We use service discovery to identify the targets for stats collection. Following roles / bindings [refer: Role-based Access Control] are required to be granted to the serviceaccount that runs the IB-prometheus service

apiVersion: rbac.authorization.k8s.io/v1
kind: Role
metadata:
  labels:
    app: prometheus
  namespace: ib-namespace
  name: role-ib-prometheus
rules:
  - apiGroups:
      - ""
    resources:
      - services
      - endpoints
      - pods
      - configmaps
    verbs:
      - get
      - list
      - watch

---

apiVersion: rbac.authorization.k8s.io/v1
kind: RoleBinding
metadata:
  labels:
    app: prometheus
  name: rolebinding-ib-prometheus
  namespace: ib-namespace
subjects:
  - kind: ServiceAccount
    name: ibprom
    namespace: ib-namespace
roleRef:
  apiGroup: rbac.authorization.k8s.io
  kind: Role

To enable service discovery, IB-Prometheus makes HTTP (GET) calls to the kubernetes api-server using following files mounted in the pod for authentication -

/var/run/secrets/kubernetes.io/serviceaccount/namespace
/var/run/secrets/kubernetes.io/serviceaccount/token
/var/run/secrets/kubernetes.io/serviceaccount/ca.crt

Additionally the kube-state-metrics needs following roles/bindings [refer: Role-based Access Control] in order to read kubernetes object states -

apiVersion: rbac.authorization.k8s.io/v1
kind: Role
metadata:
  labels:
    app: kube-state-metrics
  name: instabase-kube-state-metrics
  namespace: ib-namespace
rules:

- apiGroups: [""]
  resources:
  - configmaps
  - endpoints
  - limitranges
  - persistentvolumeclaims
  - pods
  - replicationcontrollers
  - secrets
  - resourcequotas
  - services
  verbs: ["list", "watch"]

- apiGroups: ["batch"]
  resources:
  - cronjobs
  - jobs
  verbs: ["list", "watch"]

- apiGroups: ["extensions", "apps"]
  resources:
  - daemonsets
  - deployments
  verbs: ["list", "watch"]

- apiGroups: ["autoscaling"]
  resources:
  - horizontalpodautoscalers
  verbs: ["list", "watch"]

- apiGroups: ["extensions", "networking.k8s.io"]
  resources:
  - ingresses
  verbs: ["list", "watch"]

- apiGroups: ["networking.k8s.io"]
  resources:
  - networkpolicies
  verbs: ["list", "watch"]

- apiGroups: ["policy"]
  resources:
    - poddisruptionbudgets
  verbs: ["list", "watch"]

- apiGroups: ["extensions", "apps"]
  resources:
  - replicasets
  verbs: ["list", "watch"]

- apiGroups: ["apps"]
  resources:
  - statefulsets
  verbs: ["list", "watch"]

- apiGroups: ["storage.k8s.io"]
  resources:
    - volumeattachments
  verbs: ["list", "watch"]

---

apiVersion: rbac.authorization.k8s.io/v1
kind: RoleBinding
metadata:
  labels:
    app: kube-state-metrics
  name: instabase-kube-state-metrics
  namespace: ib-namespace
roleRef:
  apiGroup: rbac.authorization.k8s.io
  kind: Role
  name: instabase-kube-state-metrics
subjects:
- kind: ServiceAccount
  name: {{service_account}}
  namespace: ib-namespace

Install stats

Create service accounts, roles and rolebindings for prometheus based on the files provided to you.
Apply the configmaps, deployment and services files shared with you.

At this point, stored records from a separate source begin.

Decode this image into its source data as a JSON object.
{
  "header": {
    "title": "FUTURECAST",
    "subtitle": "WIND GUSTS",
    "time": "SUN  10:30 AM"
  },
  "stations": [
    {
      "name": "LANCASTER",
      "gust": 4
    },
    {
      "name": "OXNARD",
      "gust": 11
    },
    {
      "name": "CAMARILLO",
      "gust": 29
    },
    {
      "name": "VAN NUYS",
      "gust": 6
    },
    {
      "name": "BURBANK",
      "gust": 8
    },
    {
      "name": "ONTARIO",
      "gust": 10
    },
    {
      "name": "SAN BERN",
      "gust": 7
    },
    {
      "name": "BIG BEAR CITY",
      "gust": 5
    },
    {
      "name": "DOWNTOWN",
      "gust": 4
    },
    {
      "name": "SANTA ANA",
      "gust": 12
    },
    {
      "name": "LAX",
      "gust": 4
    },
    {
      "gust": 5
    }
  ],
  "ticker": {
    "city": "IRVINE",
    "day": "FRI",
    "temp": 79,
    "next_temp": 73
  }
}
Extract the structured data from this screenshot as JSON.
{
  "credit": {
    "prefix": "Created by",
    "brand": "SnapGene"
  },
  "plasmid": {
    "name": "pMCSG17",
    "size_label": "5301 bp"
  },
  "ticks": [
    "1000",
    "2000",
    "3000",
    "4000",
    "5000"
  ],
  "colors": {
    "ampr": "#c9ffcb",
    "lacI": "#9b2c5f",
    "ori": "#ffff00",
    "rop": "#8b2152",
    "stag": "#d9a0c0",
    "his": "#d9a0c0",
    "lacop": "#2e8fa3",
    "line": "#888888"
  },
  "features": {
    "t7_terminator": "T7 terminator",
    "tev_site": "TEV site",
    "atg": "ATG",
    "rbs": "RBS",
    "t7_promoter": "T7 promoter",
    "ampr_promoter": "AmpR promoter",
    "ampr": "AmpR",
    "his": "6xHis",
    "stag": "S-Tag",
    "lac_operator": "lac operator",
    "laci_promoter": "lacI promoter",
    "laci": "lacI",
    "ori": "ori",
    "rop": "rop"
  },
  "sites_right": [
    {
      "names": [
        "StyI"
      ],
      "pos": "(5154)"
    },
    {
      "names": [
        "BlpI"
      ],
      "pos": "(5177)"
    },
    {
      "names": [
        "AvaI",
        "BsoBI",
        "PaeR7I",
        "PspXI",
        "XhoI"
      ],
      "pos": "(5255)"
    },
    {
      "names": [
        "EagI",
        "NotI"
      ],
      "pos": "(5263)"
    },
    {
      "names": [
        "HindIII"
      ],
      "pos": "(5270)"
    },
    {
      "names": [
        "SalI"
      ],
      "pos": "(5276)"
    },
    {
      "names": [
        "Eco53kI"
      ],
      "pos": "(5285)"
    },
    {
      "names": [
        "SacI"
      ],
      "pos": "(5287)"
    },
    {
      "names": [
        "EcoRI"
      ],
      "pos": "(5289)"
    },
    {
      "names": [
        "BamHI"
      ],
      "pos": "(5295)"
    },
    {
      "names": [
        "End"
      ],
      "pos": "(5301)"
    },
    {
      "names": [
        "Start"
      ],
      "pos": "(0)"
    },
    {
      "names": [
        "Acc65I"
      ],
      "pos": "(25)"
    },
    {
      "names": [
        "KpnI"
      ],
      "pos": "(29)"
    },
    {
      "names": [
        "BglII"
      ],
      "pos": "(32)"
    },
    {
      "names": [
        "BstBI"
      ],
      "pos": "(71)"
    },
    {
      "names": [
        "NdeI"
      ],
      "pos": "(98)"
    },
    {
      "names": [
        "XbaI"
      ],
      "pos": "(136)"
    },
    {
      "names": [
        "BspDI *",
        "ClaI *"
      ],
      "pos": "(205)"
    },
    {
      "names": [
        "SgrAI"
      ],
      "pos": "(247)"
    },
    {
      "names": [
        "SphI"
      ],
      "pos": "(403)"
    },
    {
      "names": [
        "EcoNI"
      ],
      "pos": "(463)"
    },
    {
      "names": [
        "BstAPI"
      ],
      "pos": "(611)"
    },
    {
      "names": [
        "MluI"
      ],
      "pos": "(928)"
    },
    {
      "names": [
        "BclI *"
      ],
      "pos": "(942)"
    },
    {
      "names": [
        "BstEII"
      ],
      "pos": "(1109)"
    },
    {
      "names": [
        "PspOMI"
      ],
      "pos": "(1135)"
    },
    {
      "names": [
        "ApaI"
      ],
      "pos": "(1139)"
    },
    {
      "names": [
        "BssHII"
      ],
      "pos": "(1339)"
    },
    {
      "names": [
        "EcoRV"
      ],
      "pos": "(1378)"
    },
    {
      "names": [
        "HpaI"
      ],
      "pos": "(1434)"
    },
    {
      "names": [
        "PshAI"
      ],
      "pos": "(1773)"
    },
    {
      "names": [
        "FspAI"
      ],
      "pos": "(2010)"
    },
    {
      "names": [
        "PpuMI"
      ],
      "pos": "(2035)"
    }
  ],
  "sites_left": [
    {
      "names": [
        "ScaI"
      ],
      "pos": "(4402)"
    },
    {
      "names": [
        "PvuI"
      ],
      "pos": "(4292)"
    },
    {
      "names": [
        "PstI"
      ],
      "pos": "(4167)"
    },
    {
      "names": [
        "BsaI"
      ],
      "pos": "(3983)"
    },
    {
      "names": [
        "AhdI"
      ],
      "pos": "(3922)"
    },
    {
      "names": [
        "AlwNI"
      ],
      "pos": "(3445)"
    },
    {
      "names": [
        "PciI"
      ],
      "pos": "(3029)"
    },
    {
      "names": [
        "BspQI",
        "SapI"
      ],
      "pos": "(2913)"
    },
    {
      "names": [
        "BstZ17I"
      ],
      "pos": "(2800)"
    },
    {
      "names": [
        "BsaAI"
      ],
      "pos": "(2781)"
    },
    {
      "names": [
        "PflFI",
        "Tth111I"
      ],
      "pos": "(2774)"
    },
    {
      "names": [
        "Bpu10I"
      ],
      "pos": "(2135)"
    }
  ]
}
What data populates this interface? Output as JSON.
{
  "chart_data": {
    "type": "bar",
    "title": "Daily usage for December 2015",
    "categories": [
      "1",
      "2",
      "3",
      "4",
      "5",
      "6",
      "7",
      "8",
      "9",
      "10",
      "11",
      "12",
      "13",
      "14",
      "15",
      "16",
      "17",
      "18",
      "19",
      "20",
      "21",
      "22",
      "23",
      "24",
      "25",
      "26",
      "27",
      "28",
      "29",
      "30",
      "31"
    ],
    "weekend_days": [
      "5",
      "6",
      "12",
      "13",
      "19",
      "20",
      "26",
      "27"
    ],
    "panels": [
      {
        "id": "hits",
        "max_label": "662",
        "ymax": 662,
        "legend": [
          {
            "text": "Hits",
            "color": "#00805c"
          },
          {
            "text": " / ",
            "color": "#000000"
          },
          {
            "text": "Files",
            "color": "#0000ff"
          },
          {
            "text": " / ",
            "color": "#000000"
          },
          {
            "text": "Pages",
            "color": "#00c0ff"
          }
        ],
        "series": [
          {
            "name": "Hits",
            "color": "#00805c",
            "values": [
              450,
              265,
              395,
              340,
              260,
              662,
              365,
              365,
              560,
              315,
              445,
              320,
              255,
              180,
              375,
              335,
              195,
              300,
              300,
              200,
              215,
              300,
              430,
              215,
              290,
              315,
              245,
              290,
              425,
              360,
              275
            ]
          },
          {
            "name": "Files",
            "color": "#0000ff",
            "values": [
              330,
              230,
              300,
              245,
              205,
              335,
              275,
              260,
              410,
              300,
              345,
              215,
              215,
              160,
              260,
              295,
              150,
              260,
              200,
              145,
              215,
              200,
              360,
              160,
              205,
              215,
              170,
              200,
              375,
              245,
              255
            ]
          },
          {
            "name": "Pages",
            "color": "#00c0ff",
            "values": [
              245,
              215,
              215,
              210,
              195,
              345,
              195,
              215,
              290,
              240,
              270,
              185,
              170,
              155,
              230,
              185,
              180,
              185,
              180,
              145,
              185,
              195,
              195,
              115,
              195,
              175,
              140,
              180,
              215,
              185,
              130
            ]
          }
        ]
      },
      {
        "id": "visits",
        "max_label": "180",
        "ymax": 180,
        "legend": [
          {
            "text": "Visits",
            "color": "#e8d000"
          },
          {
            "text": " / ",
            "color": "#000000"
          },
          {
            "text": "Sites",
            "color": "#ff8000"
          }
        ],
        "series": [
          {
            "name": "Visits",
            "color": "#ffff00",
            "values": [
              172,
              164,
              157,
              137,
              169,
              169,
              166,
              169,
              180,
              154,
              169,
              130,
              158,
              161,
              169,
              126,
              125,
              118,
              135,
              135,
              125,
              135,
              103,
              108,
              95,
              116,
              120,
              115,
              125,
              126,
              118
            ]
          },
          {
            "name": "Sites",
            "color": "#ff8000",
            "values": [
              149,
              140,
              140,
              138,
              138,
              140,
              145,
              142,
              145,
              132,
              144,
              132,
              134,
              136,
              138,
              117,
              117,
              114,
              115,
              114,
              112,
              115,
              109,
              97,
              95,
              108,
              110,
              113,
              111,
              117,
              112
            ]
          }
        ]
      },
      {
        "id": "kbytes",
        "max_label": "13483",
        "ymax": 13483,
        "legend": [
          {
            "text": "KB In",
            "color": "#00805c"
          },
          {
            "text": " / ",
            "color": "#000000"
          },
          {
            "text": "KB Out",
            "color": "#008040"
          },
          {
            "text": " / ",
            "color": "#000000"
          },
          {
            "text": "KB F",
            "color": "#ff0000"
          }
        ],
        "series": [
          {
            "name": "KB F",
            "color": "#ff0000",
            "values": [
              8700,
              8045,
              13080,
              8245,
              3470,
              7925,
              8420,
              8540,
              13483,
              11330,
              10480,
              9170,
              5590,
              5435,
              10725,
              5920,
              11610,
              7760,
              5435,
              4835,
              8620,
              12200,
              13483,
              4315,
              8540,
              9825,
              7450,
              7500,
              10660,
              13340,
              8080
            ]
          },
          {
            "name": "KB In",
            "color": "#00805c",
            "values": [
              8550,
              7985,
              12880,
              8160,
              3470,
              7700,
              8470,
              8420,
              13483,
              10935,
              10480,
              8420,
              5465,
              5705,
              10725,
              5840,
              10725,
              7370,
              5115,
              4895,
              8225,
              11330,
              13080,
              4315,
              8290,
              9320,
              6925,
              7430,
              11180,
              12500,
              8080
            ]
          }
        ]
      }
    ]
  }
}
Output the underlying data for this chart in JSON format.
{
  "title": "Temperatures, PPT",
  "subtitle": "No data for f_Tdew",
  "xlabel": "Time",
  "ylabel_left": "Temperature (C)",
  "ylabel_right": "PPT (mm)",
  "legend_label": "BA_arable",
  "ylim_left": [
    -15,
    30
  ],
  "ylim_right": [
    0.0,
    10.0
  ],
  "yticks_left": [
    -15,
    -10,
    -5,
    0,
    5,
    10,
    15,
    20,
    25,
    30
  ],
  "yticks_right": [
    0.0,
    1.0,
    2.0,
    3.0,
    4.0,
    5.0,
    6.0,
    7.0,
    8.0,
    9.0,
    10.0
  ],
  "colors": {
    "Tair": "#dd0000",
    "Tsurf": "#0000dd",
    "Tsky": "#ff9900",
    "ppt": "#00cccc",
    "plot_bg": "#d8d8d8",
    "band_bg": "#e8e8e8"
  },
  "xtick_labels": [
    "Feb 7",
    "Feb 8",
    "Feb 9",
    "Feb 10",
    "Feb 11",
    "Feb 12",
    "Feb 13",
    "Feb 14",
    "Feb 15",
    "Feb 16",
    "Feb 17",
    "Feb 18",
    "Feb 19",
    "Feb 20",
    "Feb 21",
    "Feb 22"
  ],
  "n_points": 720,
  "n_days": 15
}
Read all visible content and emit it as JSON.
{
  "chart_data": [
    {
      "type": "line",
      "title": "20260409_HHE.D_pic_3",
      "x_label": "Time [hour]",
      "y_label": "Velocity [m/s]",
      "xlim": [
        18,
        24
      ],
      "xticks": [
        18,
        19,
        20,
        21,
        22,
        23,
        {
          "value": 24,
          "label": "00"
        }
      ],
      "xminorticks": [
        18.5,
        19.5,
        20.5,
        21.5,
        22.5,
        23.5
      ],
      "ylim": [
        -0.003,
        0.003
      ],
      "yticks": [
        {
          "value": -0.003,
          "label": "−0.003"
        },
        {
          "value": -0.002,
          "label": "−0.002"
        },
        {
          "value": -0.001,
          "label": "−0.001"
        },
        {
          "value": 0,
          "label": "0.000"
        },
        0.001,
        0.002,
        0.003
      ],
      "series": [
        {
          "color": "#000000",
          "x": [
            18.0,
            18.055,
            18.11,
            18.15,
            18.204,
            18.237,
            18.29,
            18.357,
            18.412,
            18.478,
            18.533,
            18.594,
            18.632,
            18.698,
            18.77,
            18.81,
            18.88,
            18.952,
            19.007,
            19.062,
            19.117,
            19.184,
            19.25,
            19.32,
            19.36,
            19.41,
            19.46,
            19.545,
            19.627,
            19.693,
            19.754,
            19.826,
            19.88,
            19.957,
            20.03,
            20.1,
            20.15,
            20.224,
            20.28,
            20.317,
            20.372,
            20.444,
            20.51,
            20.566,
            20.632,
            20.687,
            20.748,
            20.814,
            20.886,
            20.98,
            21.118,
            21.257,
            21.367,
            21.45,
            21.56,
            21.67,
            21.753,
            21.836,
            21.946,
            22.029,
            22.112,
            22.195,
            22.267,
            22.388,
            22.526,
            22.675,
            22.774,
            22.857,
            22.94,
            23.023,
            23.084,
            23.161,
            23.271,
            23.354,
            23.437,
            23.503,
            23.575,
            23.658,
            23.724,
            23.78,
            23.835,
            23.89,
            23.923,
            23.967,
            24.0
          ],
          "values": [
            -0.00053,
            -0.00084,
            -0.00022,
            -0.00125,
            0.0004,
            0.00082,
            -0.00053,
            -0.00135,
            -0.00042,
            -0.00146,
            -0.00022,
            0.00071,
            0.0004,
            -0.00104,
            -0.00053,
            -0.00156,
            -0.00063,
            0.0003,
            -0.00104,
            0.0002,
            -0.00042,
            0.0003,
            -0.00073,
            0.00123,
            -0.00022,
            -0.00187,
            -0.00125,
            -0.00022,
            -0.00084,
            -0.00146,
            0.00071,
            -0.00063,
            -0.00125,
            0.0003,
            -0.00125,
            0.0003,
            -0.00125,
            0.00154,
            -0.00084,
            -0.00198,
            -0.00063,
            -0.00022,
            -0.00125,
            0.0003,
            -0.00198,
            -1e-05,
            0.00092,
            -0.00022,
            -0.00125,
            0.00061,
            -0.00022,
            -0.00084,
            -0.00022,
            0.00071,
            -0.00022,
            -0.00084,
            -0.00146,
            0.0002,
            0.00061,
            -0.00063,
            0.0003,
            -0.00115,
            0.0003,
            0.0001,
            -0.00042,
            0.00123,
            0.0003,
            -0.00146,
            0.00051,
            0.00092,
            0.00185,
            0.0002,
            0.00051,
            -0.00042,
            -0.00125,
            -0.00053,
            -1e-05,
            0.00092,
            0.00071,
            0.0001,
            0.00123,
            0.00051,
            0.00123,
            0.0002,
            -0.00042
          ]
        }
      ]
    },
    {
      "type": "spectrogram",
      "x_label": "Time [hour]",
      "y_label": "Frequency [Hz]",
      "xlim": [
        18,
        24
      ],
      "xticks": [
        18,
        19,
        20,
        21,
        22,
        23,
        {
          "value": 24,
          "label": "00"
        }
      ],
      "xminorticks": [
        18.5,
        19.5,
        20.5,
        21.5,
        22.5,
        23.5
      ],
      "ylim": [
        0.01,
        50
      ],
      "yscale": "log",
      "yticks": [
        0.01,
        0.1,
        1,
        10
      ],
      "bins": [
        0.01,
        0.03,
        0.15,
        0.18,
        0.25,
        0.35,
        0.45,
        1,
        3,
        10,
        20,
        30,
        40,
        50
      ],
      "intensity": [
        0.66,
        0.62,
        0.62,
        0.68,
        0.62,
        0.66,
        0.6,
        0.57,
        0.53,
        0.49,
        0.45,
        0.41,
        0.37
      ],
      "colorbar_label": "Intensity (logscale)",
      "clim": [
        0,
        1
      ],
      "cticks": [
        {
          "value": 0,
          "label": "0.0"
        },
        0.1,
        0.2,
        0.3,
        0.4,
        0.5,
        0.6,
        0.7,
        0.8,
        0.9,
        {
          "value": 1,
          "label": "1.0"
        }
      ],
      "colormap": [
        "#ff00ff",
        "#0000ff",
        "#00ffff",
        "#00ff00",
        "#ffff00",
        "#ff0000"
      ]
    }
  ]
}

For setting up federation add the url and authentication details (if applicable) to Prometheus configmap file for the “job_name: ‘federate”.
Confirm that the following links are accessible via IB base urls. The login credentials for these are shared separately with Instabase
- Grafana: <base_url>/grafana
- Prometheus: <base_url>/prometheus/graph
- Alertmanager: <base_url>/alertmanager
Confirm that the datasources are available in Prometheus by navigating to status > targets in Prometheus UI.
Confirm that alerts are also available in the alerting UI by confirming for the dummy watchdog alert in the following screenshot.
Confirm that the data is available in grafana dashboards.